Although the inning probably should have ended there, López wound up allowing five more runs before exiting the game. Jordan Yamamoto, who was brought back up to the MLB squad to mop up innings, came in relief. He allowed four runs, including two homers, before recording an out. In total, it took the Marlins 43 minutes and 61 pitches to get out of the second. Ten of their eleven runs were scored with two outs.
But the Marlins’ offense wasn’t done fighting. The Fish came back the next inning and cut the deficit to 11-5, thanks to a three-run home run by Lewis Brinson. Miami put up another three runs in the fourth inning, thanks in part to Jazz Chisholm’s first MLB home run. Jesus Aguilar, Brian Anderson and Jorge Alfaro all recorded RBIs as well.
“All night long, our offense just kept coming,” Mattingly said. “Lots of good at-bats. Jazz had a good night, (Brian Anderson) looks great. For a game like that, I know they get long and tough and get sloppy on the field sometimes because you’re on your legs so much, but at the plate I felt like our guys pretty much played until the last out.”
But Yamamoto wasn’t sharp enough to keep Miami in the game for long. He gave up 12 runs in 2 2⁄3 IP. His season continues to be disappointing after putting up promising numbers last year. His ERA ballooned from 11.42 to 18.26 after Wednesday’s game.
The 29 runs scored by Atlanta is just one fewer than the modern era major league record set by the Texas Rangers back in 2007. It’s the most runs the Marlins have ever given up, breaking the record of 25 against the Boston Red Sox in 2003. Atlanta hit seven total home runs, including three from Adam Duvall.
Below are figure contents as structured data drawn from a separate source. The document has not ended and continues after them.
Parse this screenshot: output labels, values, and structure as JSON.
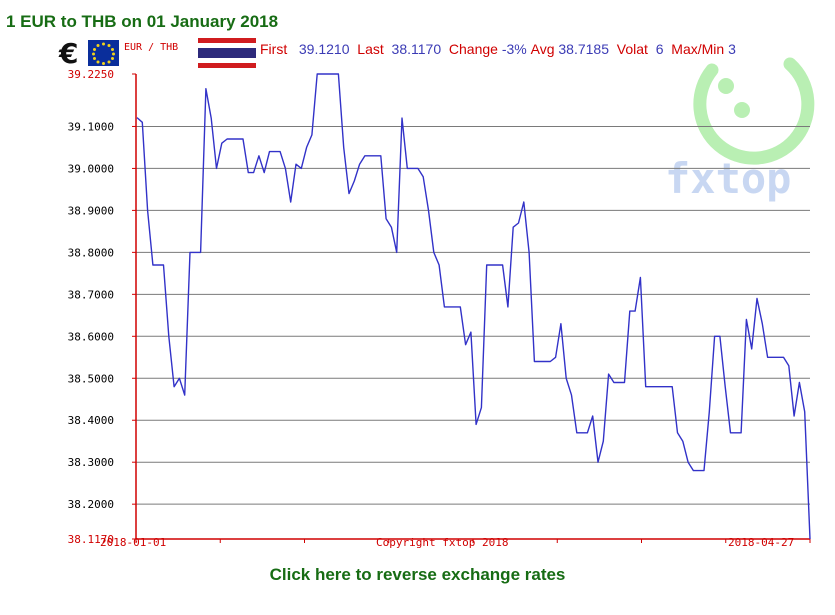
{
  "title": "1 EUR to THB on 01 January 2018",
  "legend": {
    "pair_label": "EUR / THB",
    "first_label": "First",
    "first_value": "39.1210",
    "last_label": "Last",
    "last_value": "38.1170",
    "change_label": "Change",
    "change_value": "-3%",
    "avg_label": "Avg",
    "avg_value": "38.7185",
    "volat_label": "Volat",
    "volat_value": "6",
    "maxmin_label": "Max/Min",
    "maxmin_value": "3"
  },
  "watermark": "fxtop.com",
  "copyright": "Copyright fxtop 2018",
  "reverse_link": "Click here to reverse exchange rates",
  "colors": {
    "title_green": "#176c14",
    "axis_red": "#d00000",
    "series_blue": "#3232c8",
    "grid_gray": "#7a7a7a",
    "watermark_green": "#b9efb3",
    "watermark_blue": "#c8d7f2"
  },
  "chart_data": {
    "type": "line",
    "ylim": [
      38.117,
      39.225
    ],
    "y_ticks": [
      "39.2250",
      "39.1000",
      "39.0000",
      "38.9000",
      "38.8000",
      "38.7000",
      "38.6000",
      "38.5000",
      "38.4000",
      "38.3000",
      "38.2000",
      "38.1170"
    ],
    "x_start_label": "2018-01-01",
    "x_end_label": "2018-04-27",
    "grid": true,
    "series": [
      {
        "values": [
          39.121,
          39.11,
          38.9,
          38.77,
          38.77,
          38.77,
          38.6,
          38.48,
          38.5,
          38.46,
          38.8,
          38.8,
          38.8,
          39.19,
          39.12,
          39.0,
          39.06,
          39.07,
          39.07,
          39.07,
          39.07,
          38.99,
          38.99,
          39.03,
          38.99,
          39.04,
          39.04,
          39.04,
          39.0,
          38.92,
          39.01,
          39.0,
          39.05,
          39.08,
          39.225,
          39.225,
          39.225,
          39.225,
          39.225,
          39.05,
          38.94,
          38.97,
          39.01,
          39.03,
          39.03,
          39.03,
          39.03,
          38.88,
          38.86,
          38.8,
          39.12,
          39.0,
          39.0,
          39.0,
          38.98,
          38.9,
          38.8,
          38.77,
          38.67,
          38.67,
          38.67,
          38.67,
          38.58,
          38.61,
          38.39,
          38.43,
          38.77,
          38.77,
          38.77,
          38.77,
          38.67,
          38.86,
          38.87,
          38.92,
          38.8,
          38.54,
          38.54,
          38.54,
          38.54,
          38.55,
          38.63,
          38.5,
          38.46,
          38.37,
          38.37,
          38.37,
          38.41,
          38.3,
          38.35,
          38.51,
          38.49,
          38.49,
          38.49,
          38.66,
          38.66,
          38.74,
          38.48,
          38.48,
          38.48,
          38.48,
          38.48,
          38.48,
          38.37,
          38.35,
          38.3,
          38.28,
          38.28,
          38.28,
          38.42,
          38.6,
          38.6,
          38.48,
          38.37,
          38.37,
          38.37,
          38.64,
          38.57,
          38.69,
          38.63,
          38.55,
          38.55,
          38.55,
          38.55,
          38.53,
          38.41,
          38.49,
          38.42,
          38.117
        ]
      }
    ]
  }
}
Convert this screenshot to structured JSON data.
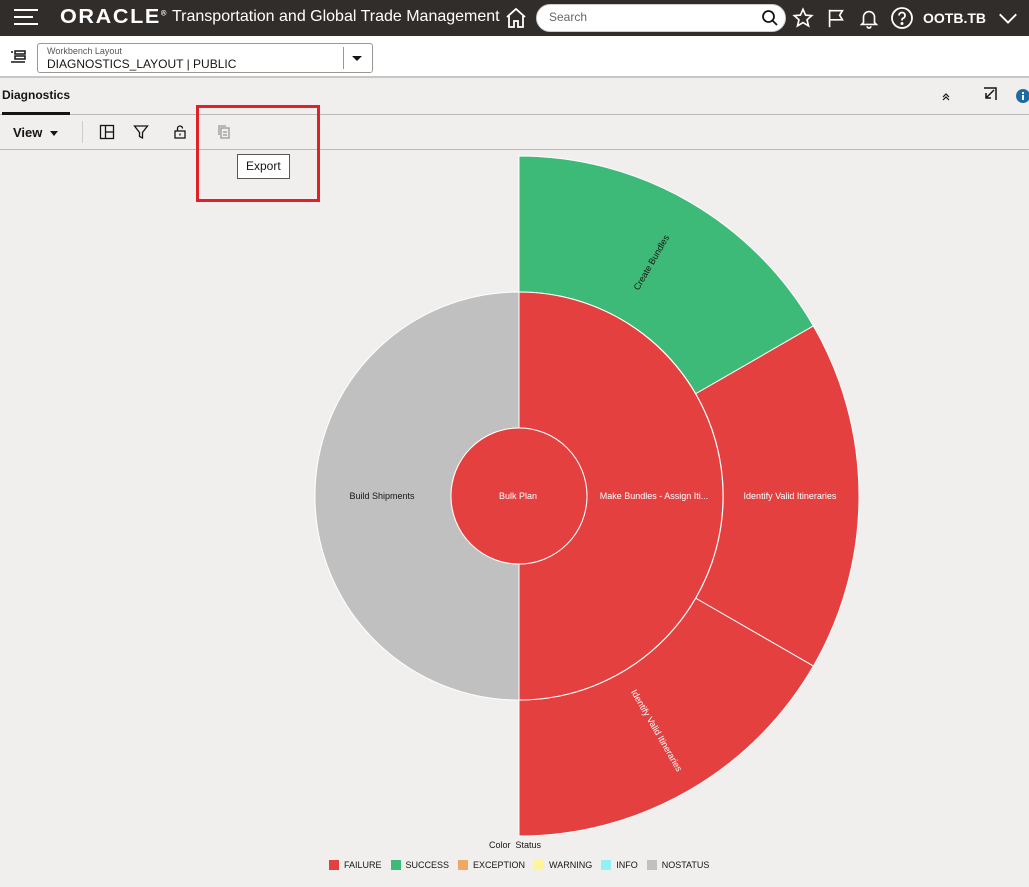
{
  "header": {
    "brand": "ORACLE",
    "app_title": "Transportation and Global Trade Management",
    "search_placeholder": "Search",
    "user": "OOTB.TB"
  },
  "workbench": {
    "label": "Workbench Layout",
    "value": "DIAGNOSTICS_LAYOUT | PUBLIC"
  },
  "panel": {
    "title": "Diagnostics"
  },
  "toolbar": {
    "view_label": "View",
    "tooltip": "Export"
  },
  "colors": {
    "FAILURE": "#e54040",
    "SUCCESS": "#3dba78",
    "EXCEPTION": "#f0a864",
    "WARNING": "#fdf59a",
    "INFO": "#93f1f5",
    "NOSTATUS": "#c0c0c0"
  },
  "chart_data": {
    "type": "sunburst",
    "root": {
      "label": "Bulk Plan",
      "status": "FAILURE",
      "children": [
        {
          "label": "Make Bundles - Assign Iti...",
          "status": "FAILURE",
          "children": [
            {
              "label": "Create Bundles",
              "status": "SUCCESS"
            },
            {
              "label": "Identify Valid Itineraries",
              "status": "FAILURE"
            },
            {
              "label": "Identify Valid Itineraries",
              "status": "FAILURE"
            }
          ]
        },
        {
          "label": "Build Shipments",
          "status": "NOSTATUS",
          "children": []
        }
      ]
    },
    "legend_title": "Color",
    "legend_subtitle": "Status",
    "legend": [
      "FAILURE",
      "SUCCESS",
      "EXCEPTION",
      "WARNING",
      "INFO",
      "NOSTATUS"
    ]
  }
}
As disappointing of a loss as this was, the Marlins still walk away with a series win at Atlanta for the first time since 2016. They also remain at .500 with a 19-19 record. They still hold a wildcard spot, and are two games behind the Philadelphia Phillies for second place in the division.
They will face Philadelphia at home this weekend, where they will play seven games against them over the next five days. Thursday’s starting pitchers will be Sandy Alcantara and Jake Arrieta.